A auditoria detectou que os recursos financeiros estavam a ser geridos de forma descentralizada, fazendo na prática com que existissem naquela altura várias gestões financeiras. Mas não foi a única falha encontrada. Além da falta de fiabilidade das contas, foi descoberto que a CVP estava a aprová-las com atraso. Por exemplo, as de 2013 foram aprovadas com um atraso de dez meses, as de 2014 com um atraso de 14 meses.

Ao Ministro da Defesa Nacional cabe homologar os relatórios e contas anuais da CVP, mas quando a IGF realizou a auditoria descobriu que isso não estava a acontecer. Outro facto apurado foi o facto de a Cruz Vermelha não estar na altura a apresentar à Autoridade Tributária a Informação Empresarial Simplificada (IES) e a Declaração Modelo 22.
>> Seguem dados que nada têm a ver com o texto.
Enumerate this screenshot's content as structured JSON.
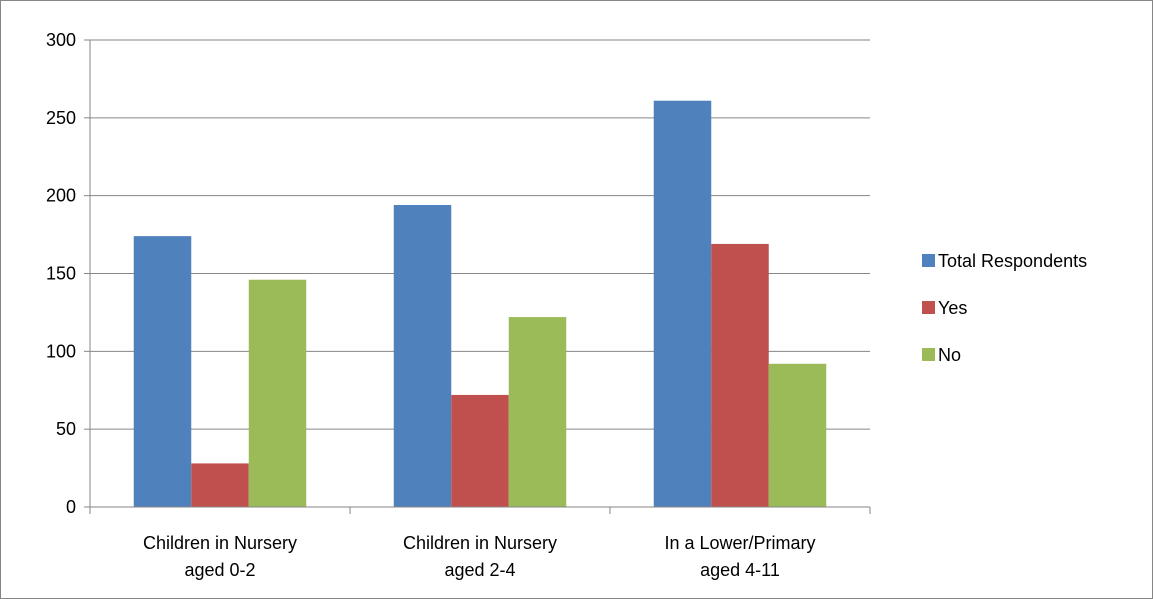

Um ponto sensível da auditoria tem a ver com as subvenções que a instituição recebe do Estado. E são várias as entidades que concedem apoios: desde a Secretaria-Geral do Ministério da Defesa ao Instituto da Segurança Social, passando pelo INEM, Instituto do Emprego e Formação Profissional (IEFP), Serviço de Intervenção nos Comportamentos Aditivos e nas Dependências (SICAD) e Direcção-Geral dos Estabelecimentos Escolares (DGESTE).

O documento alertava para a concentração excessiva de poderes do presidente nacional da CVP, por ter nas suas mãos poderes considerados incompatíveis entre si (além da gestão, poder determinar de forma directa ou indirecta a composição da assembleia-geral).

O relatório propunha mesmo que a CVP avançasse com uma alteração dos estatutos e pusesse em prática uma nova organização estrutural e uma nova forma de gestão financeira e contabilística, para acatar os problemas identificados.

A sede da CVP foi um dos locais onde passaram ontem a PJ e o Ministério Público. No terreno estiveram seis magistrados, 50 inspectores da PJ, peritos informáticos e financeiros, e quatro auditores.

O Ministério Público está a investigar neste inquérito a prática de “actos ilícitos em procedimentos concursais, em acções de fiscalização que lesaram gravemente o Estado nos seus interesses financeiros -, tendo como contrapartidas benefícios individuais dos visados.”

Ao PÚBLICO, o gabinete de imprensa do ministro das Finanças não quis comentar as buscas, o mesmo tendo feito o principal responsável pela Cruz Vermelha Portuguesa, Francisco George, em funções há cerca de um ano. Mas Mário Centeno seria confrontado já ao fim do dia pelos jornalistas sobre o assunto. Segundo a Lusa, garantiu não ter tido conhecimento das buscas, disse ter “plena confiança na actuação do Ministério Público”, e acrescentou que “o funcionamento das instituições, também da IGF, será totalmente preservado no contexto que se colocar nos próximos dias”.

Notícia actualizada às 13h41 e às 17h45: Acrescentado esclarecimento do Tribunal de Contas a informar que o relatório recebido a 6 de Dezembro de 2018 sobre o tema da Cruz Vermelha Portuguesa foi enviado pela Inspecção-Geral da Defesa Nacional (IGDN).